Хачик опустился на стул.
— Понимаешь, в стройзоне утром серьезный шмон был. Охранники наши следы на КСП обнаружили. Стали нарушителей искать. Бытовку, конечно, осмотрели.
«Ну и дела! — испуганно подумала я. — Если бы не армейские сапоги, меня бы там взяли! Недаром говорят: что Бог не делает — все к лучшему!»
— И завтра, получается, тоже тревогу поднимут. Мы же с тобой опять через колючку прыгать будем, следы оставим! — продолжал Хачик. — Поэтому вы с Отари в кране встретитесь. Там искать не будут.
— Как это — в кране? — непонимающе уставилась я на Хачика. — В каком таком кране?!
— Он на стройке один. Монтажная самоходка на гусеницах. Стоит около недостроенного заводского корпуса. Ты его видела.
Я вспомнила проступающий сквозь рассветный сумрак массивный желтый корпус самоходного подъемного крана. И его задранную над строящимся домом длиннющую стрелу.
— Конечно, видела! — Мой голос зазвучал возмущенно. — Только там кабина, как аквариум, Хачик! В ней окна на четыре стороны света смотрят! Вы что, сбрендили?! — Я повертела пальцем у виска.
— Слушай, не кричи! — сморщился друг Отари. — Никто тебя в кабину не приглашает! Вы в машинном отделении будете!
Я сразу же поняла, что он имеет в виду корпус крана. Эта желтая махина, собранная из железных листов, была размером с Хачикову комнату, а то и больше. Места в ней нам с Отари хватит. Хотя…
— А что там внутри?
После того, как я побывала в захламленной грязной бытовке, этот вопрос возник сам собой.
— Порядок внутри! Я сегодня на стройку заскочил, Отари мне все показал, — успокаивающим тоном сказал Хачик. — Там, конечно, не гостиница. Два дизеля стоят, генератор, лебедка, ходовые механизмы всякие… Но все-таки место есть. Отари прибрался там, бушлаты постелил. Отдохнешь, пока ждать его будешь. Годится? — весело подмигнул он.
«Гостиница или машинное отделение крана… Какая разница? — думала я. — Мне нужен Отари, а не комфорт и красивый интерьер.
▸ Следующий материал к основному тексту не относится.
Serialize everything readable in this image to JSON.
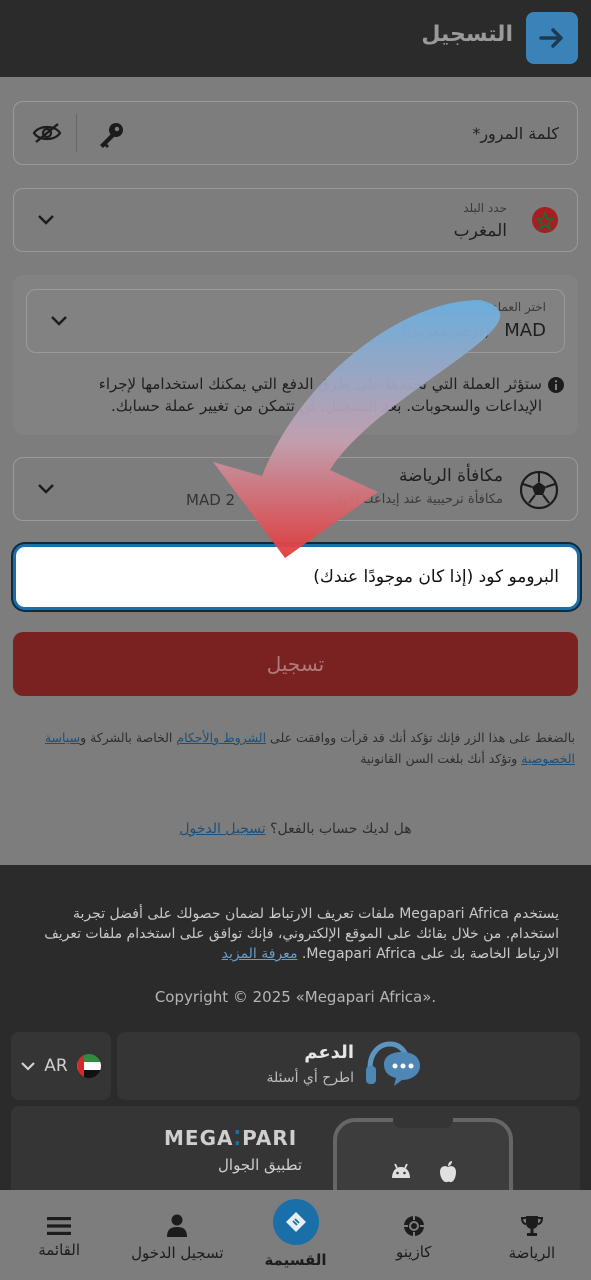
{
  "header": {
    "title": "التسجيل"
  },
  "password": {
    "label": "كلمة المرور*"
  },
  "country": {
    "caption": "حدد البلد",
    "value": "المغرب"
  },
  "currency": {
    "caption": "اختر العملة",
    "code": "MAD",
    "name": "(درهم مغربي)",
    "note": "ستؤثر العملة التي تحددها على طرق الدفع التي يمكنك استخدامها لإجراء الإيداعات والسحوبات. بعد التسجيل، لن تتمكن من تغيير عملة حسابك."
  },
  "bonus": {
    "title": "مكافأة الرياضة",
    "subtitle": "مكافأة ترحيبية عند إيداعك الأول",
    "amount": "MAD 2"
  },
  "promo": {
    "placeholder": "البرومو كود (إذا كان موجودًا عندك)"
  },
  "register_button": "تسجيل",
  "terms": {
    "prefix": "بالضغط على هذا الزر فإنك تؤكد أنك قد قرأت ووافقت على",
    "terms_link": "الشروط والأحكام",
    "middle": "الخاصة بالشركة و",
    "privacy_link": "سياسة الخصوصية",
    "suffix": "وتؤكد أنك بلغت السن القانونية"
  },
  "have_account": {
    "text": "هل لديك حساب بالفعل؟",
    "link": "تسجيل الدخول"
  },
  "cookie": {
    "text": "يستخدم Megapari Africa ملفات تعريف الارتباط لضمان حصولك على أفضل تجربة استخدام. من خلال بقائك على الموقع الإلكتروني، فإنك توافق على استخدام ملفات تعريف الارتباط الخاصة بك على Megapari Africa.",
    "link": "معرفة المزيد"
  },
  "copyright": "Copyright © 2025 «Megapari Africa».",
  "language": {
    "code": "AR"
  },
  "support": {
    "title": "الدعم",
    "subtitle": "اطرح أي أسئلة"
  },
  "app": {
    "brand_left": "MEGA",
    "brand_right": "PARI",
    "label": "تطبيق الجوال"
  },
  "nav": [
    {
      "label": "الرياضة",
      "icon": "trophy-icon"
    },
    {
      "label": "كازينو",
      "icon": "casino-chip-icon"
    },
    {
      "label": "القسيمة",
      "icon": "ticket-icon"
    },
    {
      "label": "تسجيل الدخول",
      "icon": "user-icon"
    },
    {
      "label": "القائمة",
      "icon": "menu-icon"
    }
  ],
  "colors": {
    "accent": "#1b6fa8",
    "register": "#7a2222",
    "overlay": "#7d7d7d"
  }
}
Я хочу, чтобы у нас родилась дочка… Каким бы тесным и темным это место ни было, оно вполне подойдет! Только бы нас никто не тревожил!»
— А ты уверен, что охрана туда не сунется? Ну, когда опять следы на КСП обнаружит? — осторожно спросила я.
— На всякий случай вы изнутри запретесь. Там задвижка есть, — уверенно ответил Хачик. Похоже, в этот раз они с Отари все продумали до мелочей. — А замок с собой заберете. Кран завтра на стройке не нужен, машиниста из Славянки не будет. Спросить о ключе не у кого. Охранники потыкаются в дверь и уйдут. Так что все будет тип-топ, Оля! Ты меня кормить будешь сегодня, хозяйка? — засмеялся он.
— А ключ где нам Отари оставит? — спросила я, накладывая ему полную тарелку горячих макарон с тушенкой.
— Под гусеницей крана. — Хачик жадно набросился на еду.
— Когда выходим?
Друг Отари, набивая рот макаронами, только выразительно округлил глаза.
— Понятно, — сказала я. — Как обычно, когда стемнеет.
***
На этот раз, как пишут в старых романах, погода нам благоприятствовала. Ночь была ясной и теплой, в небе сверкали россыпи звезд. «Дождя, кажется, не будет! — радовалась я. — Встречу Отари в сухой одежде, и тушь по лицу не размажется!» Если учесть, сколько раз я превращалась здесь за последние дни в мокрую курицу, это большая удача!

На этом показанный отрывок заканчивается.